L’étude du cas d’Oscar-Bill remet en question une vision évolutionniste de l’histoire de la bande dessinée francophone, comme ayant subitement adopté la nouveauté « américaine » de la bulle au tournant des années 1930. En réalité, l’apparition de la bulle remonte à trente années plus tôt en France et l’existence de « formes mixtes bulles/textes sous l’image [peut s’interpréter] non pas comme des expérimentations archaïsantes (…), mais plutôt comme des essais pour trouver un compromis entre les deux traditions », qui « perdure après 1945 » [56]. Pour ne prendre que deux hebdomadaires belges, en 1946, remarquons que les séries qui occupèrent la « une » de Wrill – Bernard Chamblet d’Etienne Le Rallic et Cap’taine Sabord d’André Rigal – et la série qui eut les honneurs de la quatrième de couverture de Tintin – Blake et Mortimer d’Edgar P. Jacobs – recouraient à la fois à des bulles de dialogue et à de copieux récitatifs dans chaque case, typographiés (sauf l’épisode de Bernard Chamblet, lettré à la main) et disposés soit en légendes, soit dans des cartouches. Nous pourrions les réinterpréter comme des produits tardifs du creuset graphique des années 1930. Mais n’extrapolons pas trop d’un magazine éphémère remontant à 1931, revenons-en plutôt à la culture médiatique de l’entre-deux-guerres, et laissons le mot de la fin à Matthieu Letourneux, qui souligne tout l’intérêt de cette œuvre hybride pour penser l’intermédialisation de la culture de jeunesse des années 1930 :
Une série comme Oscar Bill montre combien les échanges qui se font entre des modes de représentation différents correspondent à des transactions entre langages différents, qui se complètent, s’interprètent, dialoguent. En empruntant à d’autres médias, (…) la littérature pour la jeunesse ne se contente pas de parasiter ces pratiques : elle les intègre, et se transforme sous leur influence [57].
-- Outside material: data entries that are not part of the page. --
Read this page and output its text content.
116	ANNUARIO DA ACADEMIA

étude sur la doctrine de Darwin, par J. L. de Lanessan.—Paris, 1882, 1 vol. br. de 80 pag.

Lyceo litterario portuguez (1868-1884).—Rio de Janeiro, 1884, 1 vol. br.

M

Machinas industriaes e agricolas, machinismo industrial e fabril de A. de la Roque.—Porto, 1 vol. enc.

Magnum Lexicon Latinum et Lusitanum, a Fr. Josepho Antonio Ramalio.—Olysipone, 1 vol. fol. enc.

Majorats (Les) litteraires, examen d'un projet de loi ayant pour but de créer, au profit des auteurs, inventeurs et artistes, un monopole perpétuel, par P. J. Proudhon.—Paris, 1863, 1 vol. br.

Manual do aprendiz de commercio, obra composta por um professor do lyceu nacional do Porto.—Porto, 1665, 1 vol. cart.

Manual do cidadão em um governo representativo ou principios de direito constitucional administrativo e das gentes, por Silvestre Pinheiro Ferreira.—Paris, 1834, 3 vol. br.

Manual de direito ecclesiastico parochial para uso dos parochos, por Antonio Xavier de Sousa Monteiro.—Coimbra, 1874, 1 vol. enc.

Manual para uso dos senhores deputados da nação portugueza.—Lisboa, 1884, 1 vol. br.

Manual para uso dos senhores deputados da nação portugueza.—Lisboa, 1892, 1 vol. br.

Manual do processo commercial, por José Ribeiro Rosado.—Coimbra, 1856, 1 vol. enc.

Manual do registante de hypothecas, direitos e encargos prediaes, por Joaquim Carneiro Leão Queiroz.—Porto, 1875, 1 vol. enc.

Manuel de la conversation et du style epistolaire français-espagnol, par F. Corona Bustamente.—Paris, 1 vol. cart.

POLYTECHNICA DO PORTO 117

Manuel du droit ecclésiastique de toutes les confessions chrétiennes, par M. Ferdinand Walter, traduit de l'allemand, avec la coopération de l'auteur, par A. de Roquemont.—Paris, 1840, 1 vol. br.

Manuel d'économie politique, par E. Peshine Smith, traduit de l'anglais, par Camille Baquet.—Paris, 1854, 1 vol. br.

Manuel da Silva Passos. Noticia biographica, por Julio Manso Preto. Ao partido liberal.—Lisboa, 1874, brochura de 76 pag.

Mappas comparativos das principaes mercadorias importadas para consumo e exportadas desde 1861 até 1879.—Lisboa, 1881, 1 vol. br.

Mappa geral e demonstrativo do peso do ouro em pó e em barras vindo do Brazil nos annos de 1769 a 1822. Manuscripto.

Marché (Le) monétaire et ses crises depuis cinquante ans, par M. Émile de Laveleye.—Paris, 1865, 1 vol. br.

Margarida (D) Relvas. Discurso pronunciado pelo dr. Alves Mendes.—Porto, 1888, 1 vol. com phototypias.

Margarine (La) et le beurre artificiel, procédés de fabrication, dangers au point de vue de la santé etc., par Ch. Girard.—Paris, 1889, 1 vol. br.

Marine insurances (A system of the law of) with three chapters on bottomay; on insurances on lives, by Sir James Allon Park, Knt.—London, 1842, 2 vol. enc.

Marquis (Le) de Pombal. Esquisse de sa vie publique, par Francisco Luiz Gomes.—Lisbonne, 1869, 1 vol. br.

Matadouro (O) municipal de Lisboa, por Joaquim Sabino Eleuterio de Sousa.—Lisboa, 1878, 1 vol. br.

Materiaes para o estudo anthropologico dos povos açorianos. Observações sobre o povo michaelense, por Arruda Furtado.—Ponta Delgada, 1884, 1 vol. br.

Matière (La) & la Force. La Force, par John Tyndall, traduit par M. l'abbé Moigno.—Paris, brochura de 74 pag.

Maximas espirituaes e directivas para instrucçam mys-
[50] Erik, « Le fakir disparu », Oscar-Bill, n° 21, 13 août 1931, p. 4.
[51] Erik, « La main blessée », Oscar-Bill, n° 26, 17 septembre 1931, p. 4.
[52] Laurent Gerbier, « Le trait et la lettre. Apologie subjective du lettrage manuel », Comicalités, 2012, non paginé, (en ligne. Consulté le 26 octobre 2021).
[53] Ibid.
[54] Erik, « La main blessée », art. cit., p. 4. Le guillemet fermant manque dans le texte original.
[55] Laetitia Gonon, « Détective et Police Magazine à l’heure américaine (1931) », art. cit., non paginé.
[56] Julien Baudry, « La généralisation de la bulle de bande dessinée en France entre 1904 et 1940 », art. cit, pp. 92 et 94.
[57] Matthieu Letourneux, « Littérature de jeunesse et culture médiatique », art. cit., pp. 207-208.